For people who feel a sense of civic duty – a determination to do what they can to improve the laws and policies of their society – it seems to me that there are multiple valid avenues through which to apply your efforts.
The most overt may be entering politics, but it is an option that carries many costs. You might have to spend a lot of time at small-town barbecues wearing a silly apron, to try to convince voters that you’re an ordinary guy like them and not some fancy-school elitist. You might also have to lie about or conceal beliefs that go beyond what the mainstream is willing to accept (better not be an atheist, for instance). Still, if you do take the political route and find yourself in a position of influence, at least you have a pretty defensible mandate to try to implement the ideas you campaigned on.
The civil service is another option. The influence and the constraints of the civil service are both tied to the same role: providing advice. Being someone who provides advice gives you the freedom to use your judgment and the best available evidence to suggest a course of action. The trouble is, you can always be over-ruled by your superiors or by the people who ultimately make the decisions. Civil servants therefore have a moderate level of freedom for expressing their honestly-held and well-justified views, but little certainty that their advice will ever make a difference.
Journalists and academics have the most freedom to speak and defend their arguments in public, but they have even less certainty that their efforts will ever produce concrete changes. Judges, by contrast, know their judgments will have concrete effects, but they don’t know whether that influence will be confined entirely to the case at hand, or whether it will become a more influential precedent.

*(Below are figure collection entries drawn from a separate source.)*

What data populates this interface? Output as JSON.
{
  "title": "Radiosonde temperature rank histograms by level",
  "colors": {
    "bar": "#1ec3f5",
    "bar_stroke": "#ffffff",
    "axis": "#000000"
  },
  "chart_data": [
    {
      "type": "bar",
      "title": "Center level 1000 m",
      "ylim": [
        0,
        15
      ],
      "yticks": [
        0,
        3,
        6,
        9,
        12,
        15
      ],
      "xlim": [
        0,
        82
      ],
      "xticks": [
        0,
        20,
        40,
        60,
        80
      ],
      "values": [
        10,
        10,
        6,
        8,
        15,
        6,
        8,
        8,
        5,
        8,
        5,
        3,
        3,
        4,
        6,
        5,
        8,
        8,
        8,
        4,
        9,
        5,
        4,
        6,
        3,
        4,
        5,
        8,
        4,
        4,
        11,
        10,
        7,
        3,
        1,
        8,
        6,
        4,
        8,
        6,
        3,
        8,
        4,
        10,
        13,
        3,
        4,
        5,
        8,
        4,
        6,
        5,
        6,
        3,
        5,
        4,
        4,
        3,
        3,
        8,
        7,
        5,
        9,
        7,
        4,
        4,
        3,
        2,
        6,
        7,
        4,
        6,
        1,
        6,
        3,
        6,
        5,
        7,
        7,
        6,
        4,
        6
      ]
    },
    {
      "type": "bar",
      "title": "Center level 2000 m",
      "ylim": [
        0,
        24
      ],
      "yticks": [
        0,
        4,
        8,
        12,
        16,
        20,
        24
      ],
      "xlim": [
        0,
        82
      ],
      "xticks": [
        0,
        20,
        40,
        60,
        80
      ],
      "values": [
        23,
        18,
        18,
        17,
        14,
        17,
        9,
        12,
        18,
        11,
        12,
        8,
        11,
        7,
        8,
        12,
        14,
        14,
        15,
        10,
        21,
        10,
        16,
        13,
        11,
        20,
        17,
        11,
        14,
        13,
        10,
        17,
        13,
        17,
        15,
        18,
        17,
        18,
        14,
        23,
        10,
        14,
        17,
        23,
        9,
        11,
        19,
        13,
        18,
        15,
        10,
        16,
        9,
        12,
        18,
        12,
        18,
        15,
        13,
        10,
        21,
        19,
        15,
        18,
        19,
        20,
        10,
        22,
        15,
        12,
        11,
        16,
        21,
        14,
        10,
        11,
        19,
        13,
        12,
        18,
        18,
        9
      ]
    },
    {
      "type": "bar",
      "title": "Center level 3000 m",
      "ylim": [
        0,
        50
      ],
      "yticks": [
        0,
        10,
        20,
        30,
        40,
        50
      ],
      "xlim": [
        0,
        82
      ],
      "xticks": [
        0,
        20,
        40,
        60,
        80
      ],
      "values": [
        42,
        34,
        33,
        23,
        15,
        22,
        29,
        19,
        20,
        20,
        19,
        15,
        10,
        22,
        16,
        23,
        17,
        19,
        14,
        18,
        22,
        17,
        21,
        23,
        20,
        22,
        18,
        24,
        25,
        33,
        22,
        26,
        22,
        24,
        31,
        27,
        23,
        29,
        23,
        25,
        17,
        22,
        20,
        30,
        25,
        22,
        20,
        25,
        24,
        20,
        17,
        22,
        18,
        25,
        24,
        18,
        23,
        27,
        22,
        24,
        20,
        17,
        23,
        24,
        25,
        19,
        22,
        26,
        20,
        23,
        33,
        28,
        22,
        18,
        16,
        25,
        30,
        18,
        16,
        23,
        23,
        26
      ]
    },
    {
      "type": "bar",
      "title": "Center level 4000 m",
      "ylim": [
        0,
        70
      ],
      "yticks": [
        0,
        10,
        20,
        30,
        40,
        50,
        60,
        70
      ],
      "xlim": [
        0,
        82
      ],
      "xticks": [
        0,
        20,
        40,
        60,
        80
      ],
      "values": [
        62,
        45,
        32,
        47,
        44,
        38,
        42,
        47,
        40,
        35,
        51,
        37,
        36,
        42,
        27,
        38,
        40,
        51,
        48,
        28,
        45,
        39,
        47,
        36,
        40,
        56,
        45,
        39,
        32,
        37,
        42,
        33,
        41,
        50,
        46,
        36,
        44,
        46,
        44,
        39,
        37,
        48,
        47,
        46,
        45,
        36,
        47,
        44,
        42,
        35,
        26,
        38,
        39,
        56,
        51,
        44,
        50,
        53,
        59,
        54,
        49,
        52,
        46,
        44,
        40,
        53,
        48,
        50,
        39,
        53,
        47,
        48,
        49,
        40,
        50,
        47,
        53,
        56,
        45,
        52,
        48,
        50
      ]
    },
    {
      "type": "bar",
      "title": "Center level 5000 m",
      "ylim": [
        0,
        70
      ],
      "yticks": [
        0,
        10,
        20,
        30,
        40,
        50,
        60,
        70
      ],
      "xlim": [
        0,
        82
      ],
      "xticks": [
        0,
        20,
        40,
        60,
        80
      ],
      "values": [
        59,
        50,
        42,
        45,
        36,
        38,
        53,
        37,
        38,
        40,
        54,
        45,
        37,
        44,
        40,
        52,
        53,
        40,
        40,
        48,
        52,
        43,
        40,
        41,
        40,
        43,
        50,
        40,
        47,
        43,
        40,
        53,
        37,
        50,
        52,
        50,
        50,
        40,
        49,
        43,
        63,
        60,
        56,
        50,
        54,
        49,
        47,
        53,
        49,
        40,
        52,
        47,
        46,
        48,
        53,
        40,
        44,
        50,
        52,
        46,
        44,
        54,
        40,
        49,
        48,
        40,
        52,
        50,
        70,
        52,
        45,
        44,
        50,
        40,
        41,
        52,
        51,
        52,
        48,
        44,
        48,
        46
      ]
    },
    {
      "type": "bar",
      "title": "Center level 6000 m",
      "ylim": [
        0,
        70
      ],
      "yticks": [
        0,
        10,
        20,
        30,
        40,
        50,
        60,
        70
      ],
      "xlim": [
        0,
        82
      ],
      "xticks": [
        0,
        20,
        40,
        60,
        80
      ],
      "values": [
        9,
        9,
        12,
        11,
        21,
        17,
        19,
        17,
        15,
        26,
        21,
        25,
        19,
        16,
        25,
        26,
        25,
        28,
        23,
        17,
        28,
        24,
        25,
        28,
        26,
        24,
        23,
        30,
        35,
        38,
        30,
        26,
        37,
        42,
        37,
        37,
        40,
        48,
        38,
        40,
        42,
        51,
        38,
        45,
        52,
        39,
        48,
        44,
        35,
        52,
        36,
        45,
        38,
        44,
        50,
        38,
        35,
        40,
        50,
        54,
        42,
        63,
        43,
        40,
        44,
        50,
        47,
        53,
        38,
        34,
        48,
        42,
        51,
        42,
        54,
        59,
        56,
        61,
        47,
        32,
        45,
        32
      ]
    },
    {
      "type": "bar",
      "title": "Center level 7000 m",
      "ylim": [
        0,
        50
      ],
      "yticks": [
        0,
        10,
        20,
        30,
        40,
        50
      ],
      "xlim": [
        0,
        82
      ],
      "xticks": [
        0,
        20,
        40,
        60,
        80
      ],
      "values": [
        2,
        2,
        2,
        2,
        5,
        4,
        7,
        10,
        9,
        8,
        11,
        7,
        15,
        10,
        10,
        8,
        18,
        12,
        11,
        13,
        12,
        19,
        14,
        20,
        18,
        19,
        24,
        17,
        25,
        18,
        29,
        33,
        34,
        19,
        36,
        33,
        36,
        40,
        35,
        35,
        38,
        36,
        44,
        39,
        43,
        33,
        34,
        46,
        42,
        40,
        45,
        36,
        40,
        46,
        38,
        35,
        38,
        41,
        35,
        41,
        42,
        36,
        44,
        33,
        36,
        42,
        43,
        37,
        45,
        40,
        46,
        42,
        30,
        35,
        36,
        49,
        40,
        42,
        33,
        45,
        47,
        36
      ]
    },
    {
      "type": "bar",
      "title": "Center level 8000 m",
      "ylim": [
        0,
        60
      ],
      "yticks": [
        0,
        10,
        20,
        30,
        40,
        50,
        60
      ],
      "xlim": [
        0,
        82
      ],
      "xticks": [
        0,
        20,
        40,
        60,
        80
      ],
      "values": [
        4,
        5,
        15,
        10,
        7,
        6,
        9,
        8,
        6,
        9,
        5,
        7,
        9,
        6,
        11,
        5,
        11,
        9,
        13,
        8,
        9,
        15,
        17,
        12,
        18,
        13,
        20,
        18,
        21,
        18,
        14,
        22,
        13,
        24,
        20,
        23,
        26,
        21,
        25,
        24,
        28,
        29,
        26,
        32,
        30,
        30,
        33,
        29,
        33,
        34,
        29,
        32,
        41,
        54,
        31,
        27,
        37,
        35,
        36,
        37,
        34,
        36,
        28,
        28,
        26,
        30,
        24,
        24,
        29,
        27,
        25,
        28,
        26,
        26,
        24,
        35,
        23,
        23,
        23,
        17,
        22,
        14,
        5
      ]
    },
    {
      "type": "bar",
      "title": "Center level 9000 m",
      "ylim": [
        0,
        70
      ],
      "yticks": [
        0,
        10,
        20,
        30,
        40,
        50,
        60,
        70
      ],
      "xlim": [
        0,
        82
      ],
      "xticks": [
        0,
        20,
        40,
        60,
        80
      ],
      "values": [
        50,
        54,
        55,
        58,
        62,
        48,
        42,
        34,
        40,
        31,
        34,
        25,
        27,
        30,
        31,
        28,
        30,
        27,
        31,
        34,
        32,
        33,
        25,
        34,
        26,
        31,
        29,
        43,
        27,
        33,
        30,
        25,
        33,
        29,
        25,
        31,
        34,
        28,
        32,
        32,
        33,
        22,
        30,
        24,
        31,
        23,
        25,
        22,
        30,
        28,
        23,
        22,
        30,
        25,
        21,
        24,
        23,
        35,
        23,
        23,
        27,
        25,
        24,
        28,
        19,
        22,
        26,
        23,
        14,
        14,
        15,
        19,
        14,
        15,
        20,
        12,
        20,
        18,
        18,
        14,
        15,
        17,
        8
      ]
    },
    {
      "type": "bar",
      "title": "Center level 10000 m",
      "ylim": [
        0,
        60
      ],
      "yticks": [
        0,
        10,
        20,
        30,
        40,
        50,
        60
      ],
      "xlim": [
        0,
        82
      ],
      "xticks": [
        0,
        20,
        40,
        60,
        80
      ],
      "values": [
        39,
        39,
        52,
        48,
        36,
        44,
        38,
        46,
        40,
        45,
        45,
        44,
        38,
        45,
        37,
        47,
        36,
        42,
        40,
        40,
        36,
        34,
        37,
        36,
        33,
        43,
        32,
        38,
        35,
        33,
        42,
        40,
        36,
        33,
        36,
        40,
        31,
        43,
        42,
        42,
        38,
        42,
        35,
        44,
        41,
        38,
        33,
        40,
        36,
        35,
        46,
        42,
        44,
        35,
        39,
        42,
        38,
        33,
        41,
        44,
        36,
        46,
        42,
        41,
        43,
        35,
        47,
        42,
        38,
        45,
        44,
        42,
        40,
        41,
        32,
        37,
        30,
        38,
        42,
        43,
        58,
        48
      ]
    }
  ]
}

Setting aside the advantages and disadvantages of different roles, I think it is important to acknowledge that people in all of these roles can be doing their civic duty, in the sense of trying to serve the best interests of their country and the world more broadly. It is possible to serve those interests through obedience – for instance, those who put themselves in physical danger for the good of others – but it is also possible to serve them through honest and open criticism. All governments have made serious mistakes in the past and face major challenges today. If we are to navigate successfully to a safe and comfortable future, there needs to be energetic and open debate based on the best evidence available.